A couple of months ago, we looked at the relationship between review site rankings on a business’s local SERP/SEO and the number of reviews of the business on those sites. We found a significant positive relationship between the number of reviews and how highly those sites ranked in local search results.
Most of the analysis that time around centered on automobile dealers around the country and where their Facebook and DealerRater presences ranked in Google search results targeting that dealer. This time around we expanded that analysis to multiple review sites and multiple industries and found that the relationship between review volume and local search ranking varies wildly by domain and industry. We also dug a little deeper into the data to try to estimate the value of adding reviews on these sites over time, and we found that new reviews are valuable in two ways.

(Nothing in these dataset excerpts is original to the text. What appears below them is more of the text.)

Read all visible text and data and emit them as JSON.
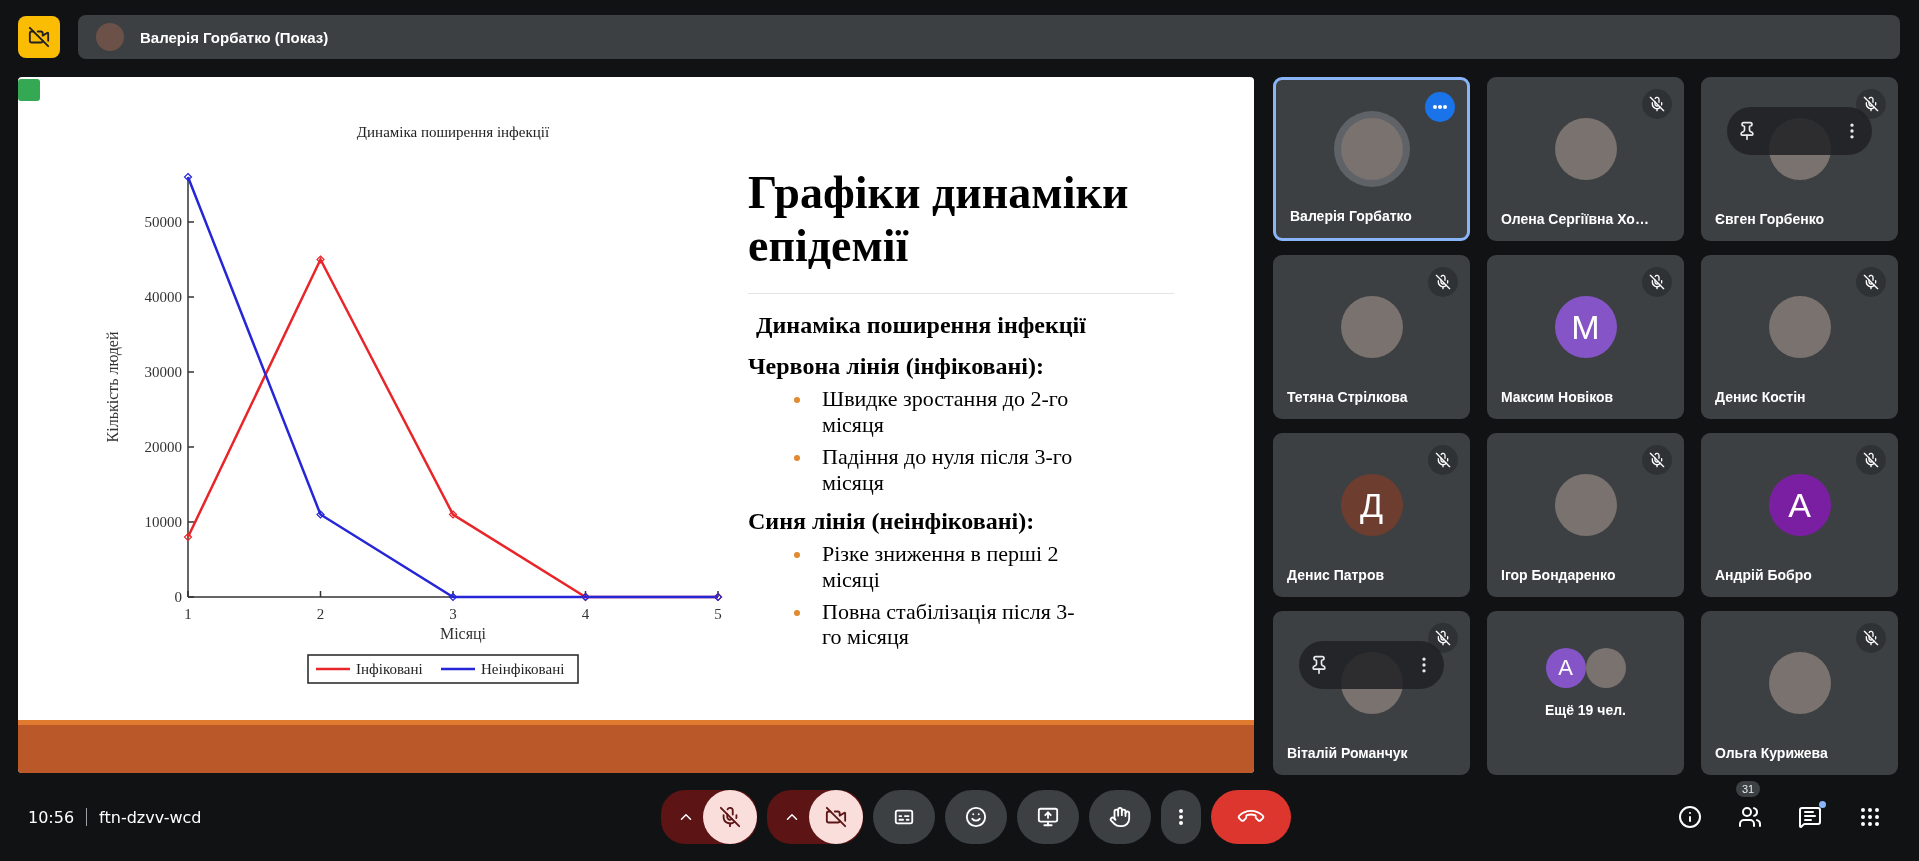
{
  "top_bar": {
    "presenter": "Валерія Горбатко (Показ)"
  },
  "slide": {
    "title": "Графіки динаміки епідемії",
    "subtitle": "Динаміка поширення інфекції",
    "sections": [
      {
        "heading": "Червона лінія (інфіковані):",
        "bullets": [
          "Швидке зростання до 2-го місяця",
          "Падіння до нуля після 3-го місяця"
        ]
      },
      {
        "heading": "Синя лінія (неінфіковані):",
        "bullets": [
          "Різке зниження в перші 2 місяці",
          "Повна стабілізація після 3-го місяця"
        ]
      }
    ],
    "chart_data": {
      "type": "line",
      "title": "Динаміка поширення інфекції",
      "xlabel": "Місяці",
      "ylabel": "Кількість людей",
      "x": [
        1,
        2,
        3,
        4,
        5
      ],
      "xlim": [
        1,
        5
      ],
      "ylim": [
        0,
        56000
      ],
      "xticks": [
        1,
        2,
        3,
        4,
        5
      ],
      "yticks": [
        0,
        10000,
        20000,
        30000,
        40000,
        50000
      ],
      "legend": "bottom",
      "series": [
        {
          "name": "Інфіковані",
          "color": "#e8262a",
          "marker": "diamond",
          "values": [
            8000,
            45000,
            11000,
            0,
            0
          ]
        },
        {
          "name": "Неінфіковані",
          "color": "#2626d9",
          "marker": "diamond",
          "values": [
            56000,
            11000,
            0,
            0,
            0
          ]
        }
      ]
    }
  },
  "tiles": [
    {
      "kind": "person",
      "name": "Валерія Горбатко",
      "avatar": {
        "kind": "photo"
      },
      "speaking": true,
      "muted": false,
      "hover_controls": false
    },
    {
      "kind": "person",
      "name": "Олена Сергіївна Хо…",
      "avatar": {
        "kind": "photo"
      },
      "speaking": false,
      "muted": true,
      "hover_controls": false
    },
    {
      "kind": "person",
      "name": "Євген Горбенко",
      "avatar": {
        "kind": "photo"
      },
      "speaking": false,
      "muted": true,
      "hover_controls": true
    },
    {
      "kind": "person",
      "name": "Тетяна Стрілкова",
      "avatar": {
        "kind": "photo"
      },
      "speaking": false,
      "muted": true,
      "hover_controls": false
    },
    {
      "kind": "person",
      "name": "Максим Новіков",
      "avatar": {
        "kind": "letter",
        "letter": "M",
        "color": "#8555c8"
      },
      "speaking": false,
      "muted": true,
      "hover_controls": false
    },
    {
      "kind": "person",
      "name": "Денис Костін",
      "avatar": {
        "kind": "photo"
      },
      "speaking": false,
      "muted": true,
      "hover_controls": false
    },
    {
      "kind": "person",
      "name": "Денис Патров",
      "avatar": {
        "kind": "letter",
        "letter": "Д",
        "color": "#6d3d2f"
      },
      "speaking": false,
      "muted": true,
      "hover_controls": false
    },
    {
      "kind": "person",
      "name": "Ігор Бондаренко",
      "avatar": {
        "kind": "photo"
      },
      "speaking": false,
      "muted": true,
      "hover_controls": false
    },
    {
      "kind": "person",
      "name": "Андрій Бобро",
      "avatar": {
        "kind": "letter",
        "letter": "А",
        "color": "#7b1fa2"
      },
      "speaking": false,
      "muted": true,
      "hover_controls": false
    },
    {
      "kind": "person",
      "name": "Віталій Романчук",
      "avatar": {
        "kind": "photo"
      },
      "speaking": false,
      "muted": true,
      "hover_controls": true
    },
    {
      "kind": "others",
      "label": "Ещё 19 чел.",
      "avatars": [
        {
          "kind": "letter",
          "letter": "A",
          "color": "#8555c8"
        },
        {
          "kind": "photo"
        }
      ]
    },
    {
      "kind": "person",
      "name": "Ольга Курижева",
      "avatar": {
        "kind": "photo"
      },
      "speaking": false,
      "muted": true,
      "hover_controls": false
    }
  ],
  "bottom_bar": {
    "time": "10:56",
    "meeting_code": "ftn-dzvv-wcd",
    "controls": [
      {
        "kind": "mic",
        "off": true
      },
      {
        "kind": "camera",
        "off": true
      },
      {
        "kind": "captions",
        "off": false
      },
      {
        "kind": "reactions",
        "off": false
      },
      {
        "kind": "present",
        "off": false
      },
      {
        "kind": "hand",
        "off": false
      },
      {
        "kind": "more",
        "off": false
      },
      {
        "kind": "end",
        "off": false
      }
    ],
    "side": [
      {
        "kind": "info"
      },
      {
        "kind": "people",
        "badge": "31"
      },
      {
        "kind": "chat",
        "dot": true
      },
      {
        "kind": "apps"
      }
    ]
  }
}
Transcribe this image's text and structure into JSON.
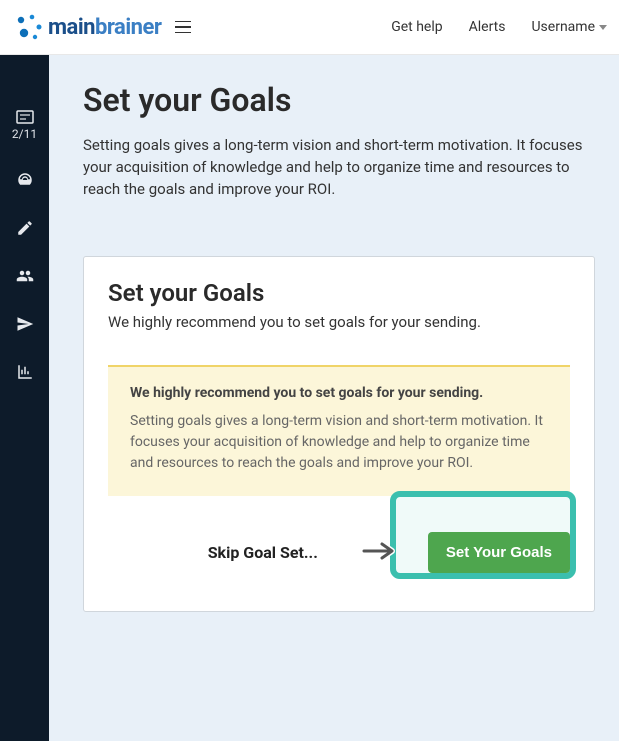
{
  "topbar": {
    "logo_main": "main",
    "logo_brain": "brainer",
    "nav": {
      "get_help": "Get help",
      "alerts": "Alerts",
      "username": "Username"
    }
  },
  "sidebar": {
    "counter": "2/11"
  },
  "page": {
    "title": "Set your Goals",
    "description": "Setting goals gives a long-term vision and short-term motivation. It focuses your acquisition of knowledge and help to organize time and resources to reach the goals and improve your ROI."
  },
  "card": {
    "title": "Set your Goals",
    "subtitle": "We highly recommend you to set goals for your sending.",
    "alert": {
      "title": "We highly recommend you to set goals for your sending.",
      "body": "Setting goals gives a long-term vision and short-term motivation. It focuses your acquisition of knowledge and help to organize time and resources to reach the goals and improve your ROI."
    },
    "skip_label": "Skip Goal Set...",
    "primary_label": "Set Your Goals"
  }
}
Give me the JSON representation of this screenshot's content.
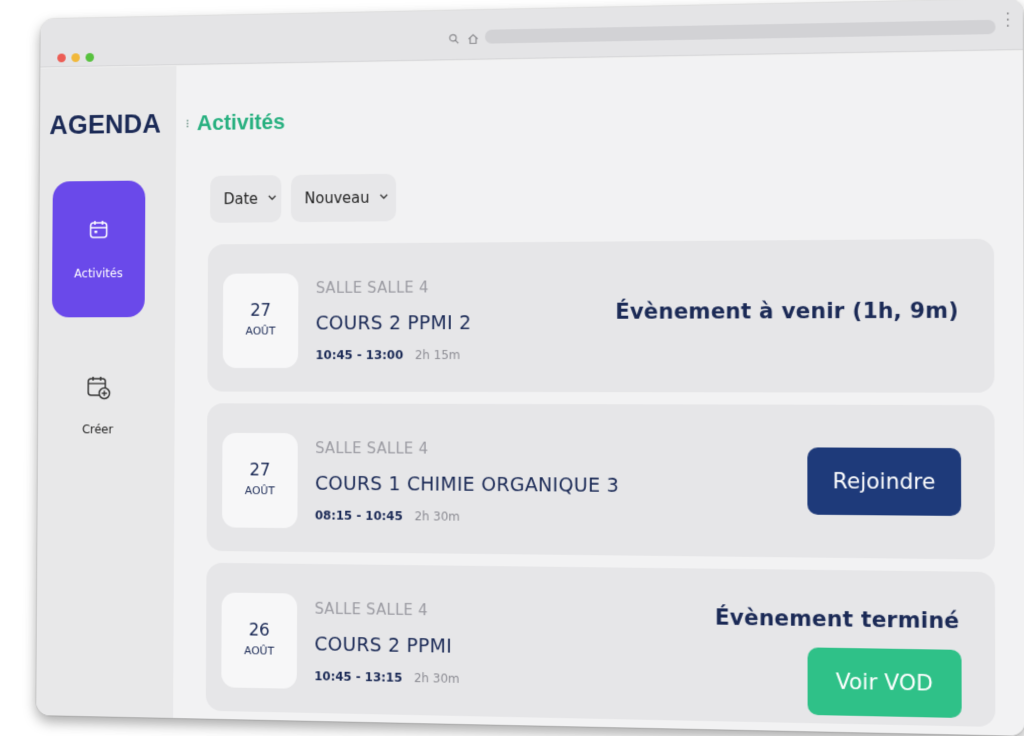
{
  "app": {
    "logo": "AGENDA"
  },
  "header": {
    "title": "Activités"
  },
  "sidebar": {
    "items": [
      {
        "label": "Activités",
        "icon": "calendar-icon",
        "active": true
      },
      {
        "label": "Créer",
        "icon": "calendar-add-icon",
        "active": false
      }
    ]
  },
  "filters": {
    "date": "Date",
    "new": "Nouveau"
  },
  "events": [
    {
      "day": "27",
      "month": "AOÛT",
      "room": "SALLE SALLE 4",
      "course": "COURS 2 PPMI 2",
      "time": "10:45 - 13:00",
      "duration": "2h 15m",
      "status": "Évènement à venir (1h, 9m)"
    },
    {
      "day": "27",
      "month": "AOÛT",
      "room": "SALLE SALLE 4",
      "course": "COURS 1 CHIMIE ORGANIQUE 3",
      "time": "08:15 - 10:45",
      "duration": "2h 30m",
      "action": "Rejoindre"
    },
    {
      "day": "26",
      "month": "AOÛT",
      "room": "SALLE SALLE 4",
      "course": "COURS 2 PPMI",
      "time": "10:45 - 13:15",
      "duration": "2h 30m",
      "status": "Évènement terminé",
      "action": "Voir VOD"
    }
  ],
  "colors": {
    "accent": "#6a49ea",
    "primary": "#1e3a7a",
    "success": "#2fc188",
    "brand_text": "#1b2a56",
    "title_green": "#27b07f"
  }
}
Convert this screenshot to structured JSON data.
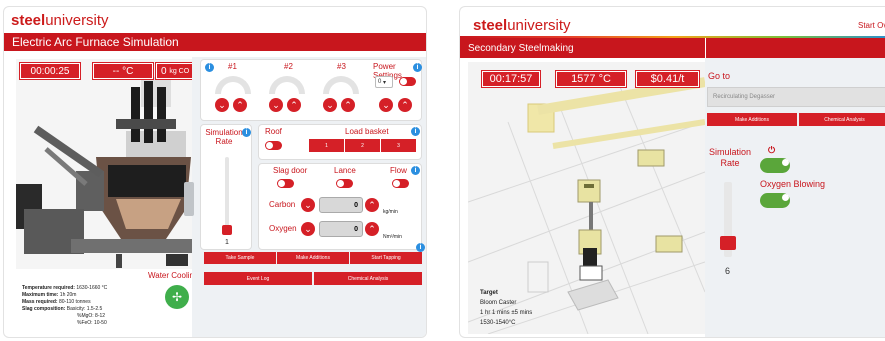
{
  "left": {
    "brand_bold": "steel",
    "brand_thin": "university",
    "title": "Electric Arc Furnace Simulation",
    "timer": "00:00:25",
    "temp": "-- °C",
    "mass_prefix": "0",
    "mass_unit": "kg CO",
    "electrodes": [
      "#1",
      "#2",
      "#3"
    ],
    "power_settings": "Power Settings",
    "power_value": "0",
    "sim_rate_label": "Simulation Rate",
    "sim_rate_value": "1",
    "roof": "Roof",
    "load_basket": "Load basket",
    "baskets": [
      "1",
      "2",
      "3"
    ],
    "slag_door": "Slag door",
    "lance": "Lance",
    "flow": "Flow",
    "carbon": "Carbon",
    "carbon_value": "0",
    "carbon_unit": "kg/min",
    "oxygen": "Oxygen",
    "oxygen_value": "0",
    "oxygen_unit": "Nm³/min",
    "take_sample": "Take Sample",
    "make_additions": "Make Additions",
    "start_tapping": "Start Tapping",
    "event_log": "Event Log",
    "chemical_analysis": "Chemical Analysis",
    "water_cooling": "Water Cooling",
    "targets": [
      {
        "label": "Temperature required:",
        "value": "1630-1660 °C"
      },
      {
        "label": "Maximum time:",
        "value": "1h 20m"
      },
      {
        "label": "Mass required:",
        "value": "80-110 tonnes"
      },
      {
        "label": "Slag composition:",
        "value": "Basicity: 1.5-2.5"
      }
    ],
    "slag_extra": [
      "%MgO: 8-12",
      "%FeO: 10-50"
    ]
  },
  "right": {
    "brand_bold": "steel",
    "brand_thin": "university",
    "start_link": "Start Ov",
    "title": "Secondary Steelmaking",
    "timer": "00:17:57",
    "temp": "1577 °C",
    "cost": "$0.41/t",
    "goto_label": "Go to",
    "goto_value": "Recirculating Degasser",
    "make_additions": "Make Additions",
    "chemical_analysis": "Chemical Analysis",
    "sim_rate_label": "Simulation Rate",
    "oxygen_blowing": "Oxygen Blowing",
    "sim_rate_value": "6",
    "target_title": "Target",
    "target_lines": [
      "Bloom Caster",
      "1 hr 1 mins ±5 mins",
      "1530-1540°C"
    ]
  },
  "colors": {
    "accent": "#c8161d",
    "toggle_on": "#5aa63a",
    "info": "#2b8fe0"
  }
}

First, new reviews help review sites rise on search engine results pages, and second, the more reviews that site acquires, the better its chances are of staying at the top of the results page as well.
Reviews and SEO across sites and industries
First, let’s look at the relationship between review volume and domain ranking in local search for that same set of automobile dealers. (Note: None of these analyses include Google, since the Google review presence is usually anchored on the right-hand side of the page.)
The Facebook and DealerRater lines here match up pretty well to the data we presented before. We also see a correlation between review volume and domain rank for the other domains, but it is notable that the apparent impact of additional reviews varies a bit by source. For instance, for four of these domains the average rank of the review site for a location with no reviews is between 8.5 and 10. Having 100 reviews on DealerRater brings the expected rank of that domain down to the top half of the first page, whereas for cars.com and Facebook, we would still expect 100 reviews to leave that site below the fold when someone is searching for that location. Edmunds.com is even worse. It seems no matter how many reviews you get, Google is determined to pin your Edmunds presence to the top of the 2nd page.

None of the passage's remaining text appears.